Si vous allez sur le site du ministère de l’éducation nationale, vous découvrirez, parmi les onglets « rythme scolaire » ou « égalité filles-garçons », le programme de l’agrégation d’histoire de 2015. C’est à dire le programme que tous les futurs professeurs du secondaire et du supérieur devront potasser pendant six mois afin d’obtenir le concours leur permettant d’enseigner à vos enfants l’histoire de France.
Ne revenons pas sur la nullité d’un concours que doivent passer à la fois ceux qui se destinent au lycée et ceux qui se destinent à l’Université, deux mondes extrêmement différents, surtout aujourd’hui, tant au niveau des savoirs que des méthodes, non plus que sur la pertinence d’un niveau de difficulté si élevé pour se retrouver à enseigner les mathématiques en sixième dans une ZEP, comme c’est arrivé à une mienne professeur, agrégée de lettres classiques.
Intéressons-nous plutôt au contenu de ce programme destiné à élire ceux qui vont apprendre la France aux têtes blondes (ou brunes). Car il s’agit bien de cela : l’Histoire est peut-être une science, mais elle n’est pas neutre ; c’est avant tout un outil de construction de l’identité.
L’Histoire est ce qui nous rattache à nos pères, nous apprend qui nous sommes et où nous allons. En France, c’est par l’Histoire (ou la légende, legenda : ce qui doit être lu) que s’est édifiée la conscience d’appartenir à un ensemble commun, avec ses mythes fondateurs. Au Moyen-Age et à l ’époque moderne, cela se fit autour des Rois et des saints ; après la Révolution autour de « l’épopée » révolutionnaire.
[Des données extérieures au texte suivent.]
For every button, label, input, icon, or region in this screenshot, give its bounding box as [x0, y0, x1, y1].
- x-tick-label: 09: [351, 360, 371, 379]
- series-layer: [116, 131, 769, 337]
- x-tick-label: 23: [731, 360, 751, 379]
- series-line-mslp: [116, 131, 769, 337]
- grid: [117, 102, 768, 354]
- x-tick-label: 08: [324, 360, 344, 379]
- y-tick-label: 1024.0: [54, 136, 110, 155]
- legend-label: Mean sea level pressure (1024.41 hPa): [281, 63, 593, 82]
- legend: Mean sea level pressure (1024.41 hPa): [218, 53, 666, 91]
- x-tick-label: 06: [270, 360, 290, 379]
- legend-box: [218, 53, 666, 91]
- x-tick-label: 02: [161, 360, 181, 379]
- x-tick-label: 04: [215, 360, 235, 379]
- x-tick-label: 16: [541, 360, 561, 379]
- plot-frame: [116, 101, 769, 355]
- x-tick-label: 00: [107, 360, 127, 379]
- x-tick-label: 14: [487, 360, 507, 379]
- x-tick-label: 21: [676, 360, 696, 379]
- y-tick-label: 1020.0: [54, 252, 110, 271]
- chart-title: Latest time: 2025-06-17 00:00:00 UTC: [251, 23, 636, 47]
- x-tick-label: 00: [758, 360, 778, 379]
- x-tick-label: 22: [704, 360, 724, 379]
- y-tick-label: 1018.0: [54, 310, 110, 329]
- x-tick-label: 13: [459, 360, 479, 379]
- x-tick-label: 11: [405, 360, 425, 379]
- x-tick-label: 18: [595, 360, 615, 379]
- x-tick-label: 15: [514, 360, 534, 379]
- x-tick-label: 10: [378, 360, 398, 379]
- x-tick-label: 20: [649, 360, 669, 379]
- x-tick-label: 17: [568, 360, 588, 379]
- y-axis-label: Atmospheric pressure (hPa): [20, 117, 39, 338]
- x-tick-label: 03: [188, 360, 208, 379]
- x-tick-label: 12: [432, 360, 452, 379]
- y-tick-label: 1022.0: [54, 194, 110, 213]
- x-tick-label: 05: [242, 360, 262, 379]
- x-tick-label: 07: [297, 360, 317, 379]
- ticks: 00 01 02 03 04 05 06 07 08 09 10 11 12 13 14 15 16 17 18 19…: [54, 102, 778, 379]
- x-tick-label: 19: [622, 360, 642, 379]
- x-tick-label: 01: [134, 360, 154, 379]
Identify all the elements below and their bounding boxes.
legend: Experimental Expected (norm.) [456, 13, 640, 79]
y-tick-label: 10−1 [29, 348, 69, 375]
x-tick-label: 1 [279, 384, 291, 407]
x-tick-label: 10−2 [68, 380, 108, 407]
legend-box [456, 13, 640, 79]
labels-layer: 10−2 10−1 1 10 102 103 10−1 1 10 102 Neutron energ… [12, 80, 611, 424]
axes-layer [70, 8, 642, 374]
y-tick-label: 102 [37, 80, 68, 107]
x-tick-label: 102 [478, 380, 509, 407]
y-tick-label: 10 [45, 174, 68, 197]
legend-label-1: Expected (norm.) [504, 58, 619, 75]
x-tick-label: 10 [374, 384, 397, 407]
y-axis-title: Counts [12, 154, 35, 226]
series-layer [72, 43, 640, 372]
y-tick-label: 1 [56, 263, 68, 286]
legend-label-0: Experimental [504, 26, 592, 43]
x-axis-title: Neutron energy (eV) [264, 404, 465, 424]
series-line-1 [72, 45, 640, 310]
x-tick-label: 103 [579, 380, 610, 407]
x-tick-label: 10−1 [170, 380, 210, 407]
Préparer des hommes globalisés et déracinés

Un des modes d’asservissement les plus noirs est de faire des hommes des individus sans passé. Apprendre ou enseigner l’histoire, c’est partager un passé, donc une identité : mais il est clair que l’on prépare désormais des citoyens d’un monde globalisé, ignorants leur identité propre.
Et ce programme d’agrégation est parfait pour cela.
Jugez-en : Histoire antique, « Le monde romain de 70 av. J.-C. à 73 ap. J.-C. », rien à dire, cela est fort classique et directement lié à nos modes de pensée et notre culture. Mais cela se gâte aussitôt, avec l’Histoire médiévale : « Gouverner en Islam entre le Xe siècle et le XVe siècle (Iraq jusqu’en 1258, Syrie, Hijaz, Yémen, Égypte, Maghreb et al-Andalus)  », l’Histoire moderne : « La péninsule ibérique et le Monde, années 1470-années 1640 » et l’Histoire contemporaine : « Citoyenneté, république, démocratie en France de 1789 à 1899  . »
Après des études chaotiques dans cette matière en premier cycle, celui qui y a survécu étudie vaguement en licence l’Histoire de France, et encore, souvent à travers des questions sociétales ou culturelles, sans jamais approfondir la chronologie ni travailler en profondeur. Je pourrais ainsi multiplier les exemples d’amis chargés de TD, qui doivent restreindre leur vocabulaire et simplifier leurs objectifs pour délivrer encore un peu de savoir. L’obtention du diplôme est presque une formalité. En master, l’étudiant se spécialise sur un sujet, du moins une période, au détriment le plus souvent de tout le reste.
L’agrégation, premier véritable crible pour beaucoup, serait donc idéale pour élargir et approfondir puis tester les connaissances des futurs enseignants sur ce qui est au cœur de leur compétence, l’Histoire de France ?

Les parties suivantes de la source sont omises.